Vou, entretanto, publicar à parte o teu comovente e solidário comentário, em memória dos nossos camaradas guineenses (alguns dos quais tu conheceste e eu também - gente da CCAÇ 12 , da CCAÇ 21, e da 1ª CCmds Africana). miseravelmente mortos, sem direito a um julgamento decente, de acordo com as normas mais elementares do direito internacional, e à revelia do acordo de paz assinado entre o governo português e o PAIGC. Mas sobre isso ainda há muita coisa para esclarecer e denunciar: não para reparar o irreparável, mas por "dever de memória e justiça", para que nunca se voltem a repetir, nessa terra quente, verde e vermelha que nos é tão querida, cenas trágicas como essas, as das execuções sumárias dos teus, dos meus, dos nossos antigos camaradas entre 1975 e 1980... Escreve na volta do correio, e fala um pouco mais sobre ti... (O que puderes, quiseres e souberes contar...).

__________

Nota de L.G.:


(*) Vd. poste de 6 de Dezembro de 2009 > Guiné 63/74 - P5415: Os nossos camaradas guineenses (20): Homenagem aos Comandos africanos, fuzilados no pós-independência (Manuel Amaro Bernardo)

5 comentários:

Luís Graça disse...

Há muita gente convencida que os nossos camaradas guineenses, que serviram Portugal no TO da Guiné, eram "voluntários"... Mas não, eles eram do "recrutamento local"... Claro que havia voluntários, oriundos das milícias, etc.

Mas a maioria - e estou-me a referir aos militares da "nova força africana" que surgiu no tempo do Spínola (incluindo a minha CCAÇ 12) - era tão "voluntária" como nós...

O exemplo do Braima Djaura - que presumo seja fula ou mandinga, pelo nome (embora o apelido não me seja familiar) - é elucidativo: teve a PIDE/DGS à perna, esteve preso 10 dias e compelido a fazer o serviço militar...

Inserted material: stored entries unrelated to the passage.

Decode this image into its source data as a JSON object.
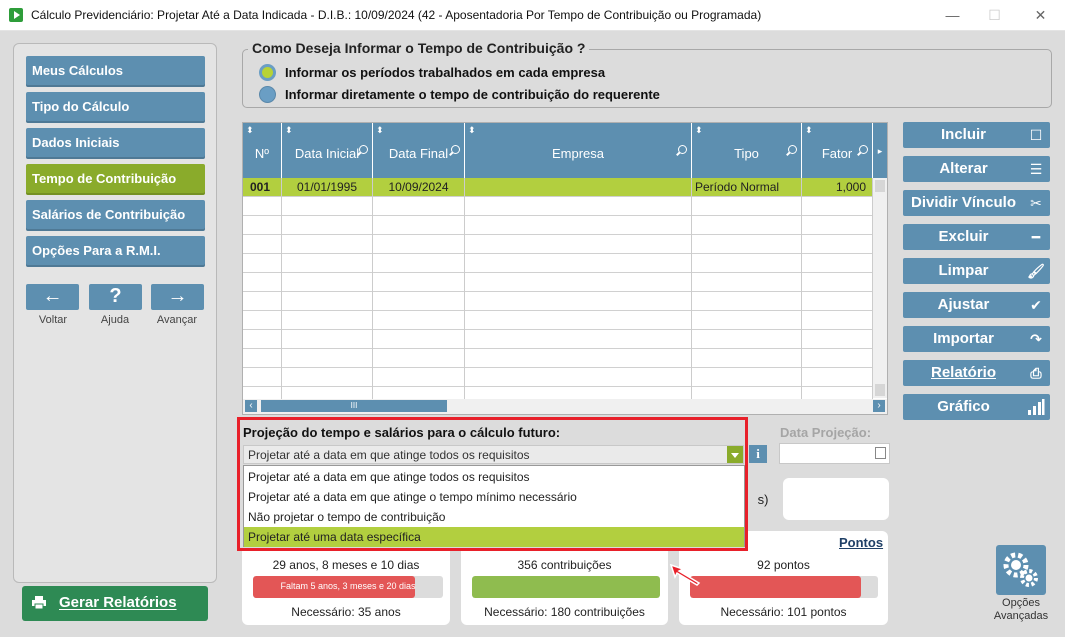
{
  "window": {
    "title": "Cálculo Previdenciário: Projetar Até a Data Indicada - D.I.B.: 10/09/2024 (42 - Aposentadoria Por Tempo de Contribuição ou Programada)",
    "min_glyph": "—",
    "max_glyph": "☐",
    "close_glyph": "✕"
  },
  "sidebar": {
    "items": [
      {
        "label": "Meus Cálculos"
      },
      {
        "label": "Tipo do Cálculo"
      },
      {
        "label": "Dados Iniciais"
      },
      {
        "label": "Tempo de Contribuição",
        "active": true
      },
      {
        "label": "Salários de Contribuição"
      },
      {
        "label": "Opções Para a R.M.I."
      }
    ],
    "nav": {
      "back_glyph": "←",
      "back_label": "Voltar",
      "help_glyph": "?",
      "help_label": "Ajuda",
      "forward_glyph": "→",
      "forward_label": "Avançar"
    },
    "report_button": "Gerar Relatórios"
  },
  "contribution": {
    "legend": "Como Deseja Informar o Tempo de Contribuição ?",
    "options": [
      {
        "label": "Informar os períodos trabalhados em cada empresa",
        "selected": true
      },
      {
        "label": "Informar diretamente o tempo de contribuição do requerente",
        "selected": false
      }
    ]
  },
  "grid": {
    "columns": [
      "Nº",
      "Data Inicial",
      "Data Final",
      "Empresa",
      "Tipo",
      "Fator"
    ],
    "rows": [
      {
        "num": "001",
        "start": "01/01/1995",
        "end": "10/09/2024",
        "company": "",
        "type": "Período Normal",
        "factor": "1,000"
      }
    ],
    "scroll_glyph": "III",
    "left_glyph": "‹",
    "right_glyph": "›"
  },
  "actions": {
    "buttons": [
      {
        "label": "Incluir",
        "icon": "square-icon",
        "glyph": "☐"
      },
      {
        "label": "Alterar",
        "icon": "list-edit-icon",
        "glyph": "☰"
      },
      {
        "label": "Dividir Vínculo",
        "icon": "scissors-icon",
        "glyph": "✂"
      },
      {
        "label": "Excluir",
        "icon": "minus-icon",
        "glyph": "━"
      },
      {
        "label": "Limpar",
        "icon": "brush-icon",
        "glyph": "🖌"
      },
      {
        "label": "Ajustar",
        "icon": "check-icon",
        "glyph": "✔"
      },
      {
        "label": "Importar",
        "icon": "import-arrow-icon",
        "glyph": "↷"
      },
      {
        "label": "Relatório",
        "icon": "printer-icon",
        "glyph": "⎙"
      },
      {
        "label": "Gráfico",
        "icon": "bar-chart-icon",
        "glyph": "▮"
      }
    ]
  },
  "projection": {
    "title": "Projeção do tempo e salários para o cálculo futuro:",
    "selected": "Projetar até a data em que atinge todos os requisitos",
    "options": [
      "Projetar até a data em que atinge todos os requisitos",
      "Projetar até a data em que atinge o tempo mínimo necessário",
      "Não projetar o tempo de contribuição",
      "Projetar até uma data específica"
    ],
    "highlighted_index": 3,
    "info_glyph": "i",
    "date_label": "Data Projeção:",
    "date_value": ""
  },
  "summary": {
    "partial_glyph": "s)",
    "pontos_title": "Pontos",
    "tempo": {
      "value": "29 anos, 8 meses e 10 dias",
      "bar_text": "Faltam 5 anos, 3 meses e 20 dias",
      "progress": 0.85,
      "color": "#e35656",
      "needed": "Necessário: 35 anos"
    },
    "carencia": {
      "value": "356 contribuições",
      "progress": 1.0,
      "color": "#8fbc4f",
      "needed": "Necessário: 180 contribuições"
    },
    "pontos": {
      "value": "92 pontos",
      "progress": 0.91,
      "color": "#e35656",
      "needed": "Necessário: 101 pontos"
    }
  },
  "advanced": {
    "label_line1": "Opções",
    "label_line2": "Avançadas"
  }
}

Tratar os nossos camaradas como "mercenários" - haverá excepções - também me parece simplista, para não dizer grosseiro...

Em contrapartida, nunca entendi, por exemplo, o estatuto que tinham os meus soldados, que eram de 2ª classe (por não terem o exame da 4ª classe), com refelexos no pré... Os melhores passaram a soldados arvorados, cabos e depois furriéis (por exemplo, já na CCAÇ 21), mas não sei exactamente se por causas das "habilitações escolares", se por "mérito militar"...

Gostava de conhecer a legislação que enquadrava a selecção e o recrutamento militar dos guineenses... Alguém conhece ?

Luís Graça disse...

... Além disso, havia um problema sério para os "recrutadores militares": a idade dos "mancebos"...

Não havendo "registo civil", também ninguém tinha, pelo menos no interior da Guiné, "cédula pessoal"...

Na CCAÇ 12, em Contuboel, no início da instrução da "especialidade", fomos confrontados com esse problema (para além do facto de não falarem protuguês, não saberem onde ficava Portugal nem conhecerem a história nem a cultura dos "tugas"): tínhamos miúdos com 16/17 enquanto outros já eram "homens grandes", de idade indefinida...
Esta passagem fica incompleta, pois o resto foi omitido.